Tersebutlah seorang ayah yang mempunyai anak. Ayah ini sangat
menyayangi anaknya. Di suatu weekend, si ayah mengajak anaknya untuk
pergi ke pasar malam. Mereka pulang sangat larut. Di tengah jalan, si
anak melepas seat beltnya karena merasa tidak nyaman. Si ayah sudah
menyuruhnya memasang kembali, namun si anak tidak menurut.

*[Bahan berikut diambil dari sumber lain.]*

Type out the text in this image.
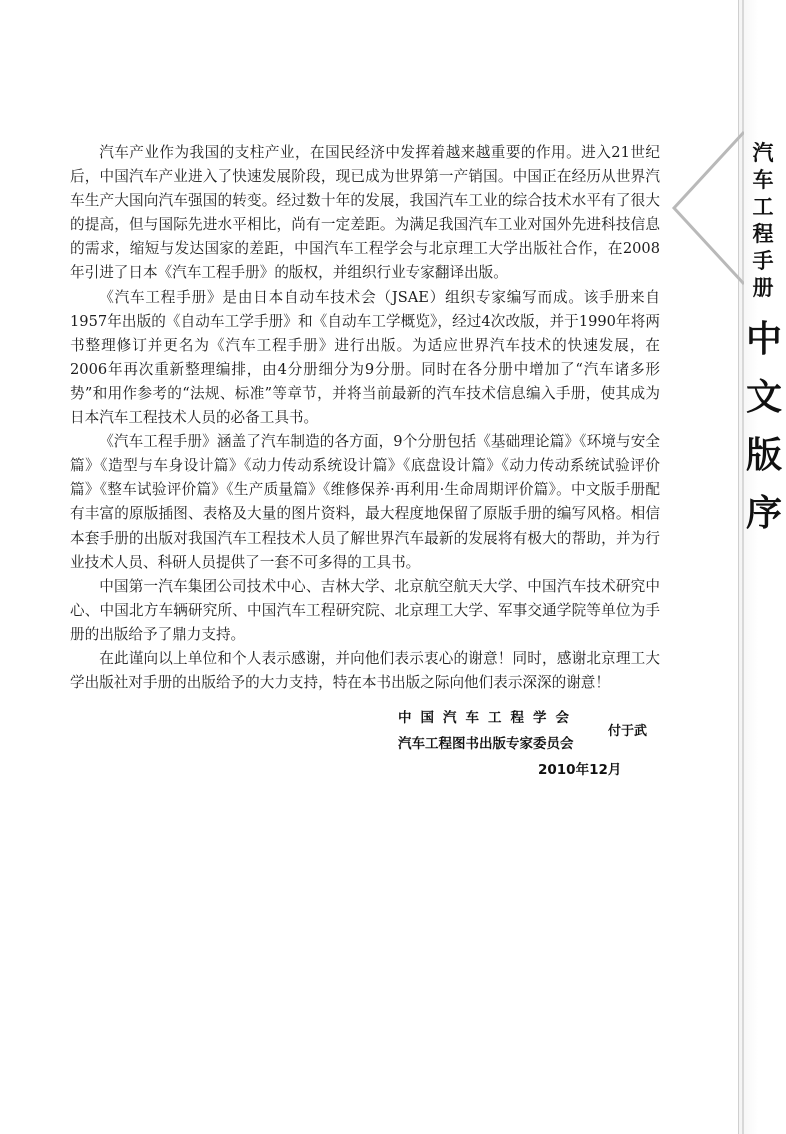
汽
车
工
程
手
册
中
文
版
序

汽车产业作为我国的支柱产业，在国民经济中发挥着越来越重要的作用。进入21世纪后，中国汽车产业进入了快速发展阶段，现已成为世界第一产销国。中国正在经历从世界汽车生产大国向汽车强国的转变。经过数十年的发展，我国汽车工业的综合技术水平有了很大的提高，但与国际先进水平相比，尚有一定差距。为满足我国汽车工业对国外先进科技信息的需求，缩短与发达国家的差距，中国汽车工程学会与北京理工大学出版社合作，在2008年引进了日本《汽车工程手册》的版权，并组织行业专家翻译出版。

《汽车工程手册》是由日本自动车技术会（JSAE）组织专家编写而成。该手册来自1957年出版的《自动车工学手册》和《自动车工学概览》，经过4次改版，并于1990年将两书整理修订并更名为《汽车工程手册》进行出版。为适应世界汽车技术的快速发展，在2006年再次重新整理编排，由4分册细分为9分册。同时在各分册中增加了“汽车诸多形势”和用作参考的“法规、标准”等章节，并将当前最新的汽车技术信息编入手册，使其成为日本汽车工程技术人员的必备工具书。

《汽车工程手册》涵盖了汽车制造的各方面，9个分册包括《基础理论篇》《环境与安全篇》《造型与车身设计篇》《动力传动系统设计篇》《底盘设计篇》《动力传动系统试验评价篇》《整车试验评价篇》《生产质量篇》《维修保养·再利用·生命周期评价篇》。中文版手册配有丰富的原版插图、表格及大量的图片资料，最大程度地保留了原版手册的编写风格。相信本套手册的出版对我国汽车工程技术人员了解世界汽车最新的发展将有极大的帮助，并为行业技术人员、科研人员提供了一套不可多得的工具书。

中国第一汽车集团公司技术中心、吉林大学、北京航空航天大学、中国汽车技术研究中心、中国北方车辆研究所、中国汽车工程研究院、北京理工大学、军事交通学院等单位为手册的出版给予了鼎力支持。

在此谨向以上单位和个人表示感谢，并向他们表示衷心的谢意！同时，感谢北京理工大学出版社对手册的出版给予的大力支持，特在本书出版之际向他们表示深深的谢意！

中国汽车工程学会
汽车工程图书出版专家委员会
付于武
2010年12月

Benar saja, di sebuah tikungan, sebuah mobil lain melaju kencang tak
terkendali. Ternyata pengemudinya mabuk. Tabrakan tak terhindarkan. Si
ayah selamat, namun si anak terpental keluar. Kepalanya membentur aspal,
dan menderita gegar otak yang cukup parah. Setelah berapa lama mendekam
di rumah sakit, akhirnya si anak siuman. Namun ia tidak dapat melihat
dan mendengar apapun. Buta tuli. Si ayah dengan sedih, hanya bisa
memeluk erat anaknya, karena ia tahu hanya sentuhan dan pelukan yang
bisa anaknya rasakan.
Begitulah kehidupan sang ayah dan anaknya yang buta-tuli ini. Dia
senantiasa menjaga anaknya. Suatu saat si anak kepanasan dan minta es,
si ayah diam saja. Sebab ia melihat anaknya sedang demam, dan es akan
memperparah demam anaknya. Di suatu musim dingin, si anak memaksa
berjalan ke tempat yang hangat, namun si ayah menarik keras sampai
melukai tangan si anak, karena ternyata tempat ‘hangat’ tersebut tidak
jauh dari sebuah gedung yang terbakar hebat. Suatu kali anaknya kesal
karena ayahnya membuang liontin kesukaannya. Si anak sangat marah, namun
sang ayah hanya bisa menghela nafas. Komunikasinya terbatas. Ingin
rasanya ia menjelaskan bahwa liontin yang tajam itu sudah berkarat.,
namun apa daya si anak tidak dapat mendengar, hanya dapat merasakan. Ia
hanya bisa berharap anaknya sepenuhnya percaya kalau papanya hanya
melakukan yang terbaik untuk anaknya.
Saat-saat paling bahagia si ayah adalah saat dia mendengar anaknya
mengutarakan perasaannya, isi hatinya. Saat anaknya mendiamkan dia, dia
merasa tersiksa, namun ia senantiasa berada disamping anaknya, setia
menjaganya. Dia hanya bisa berdoa dan berharap, kalau suatu saat Tuhan
boleh memberi mujizat. Setiap hari jam 4 pagi, dia bangun untuk
mendoakan kesembuhan anaknya. Setiap hari.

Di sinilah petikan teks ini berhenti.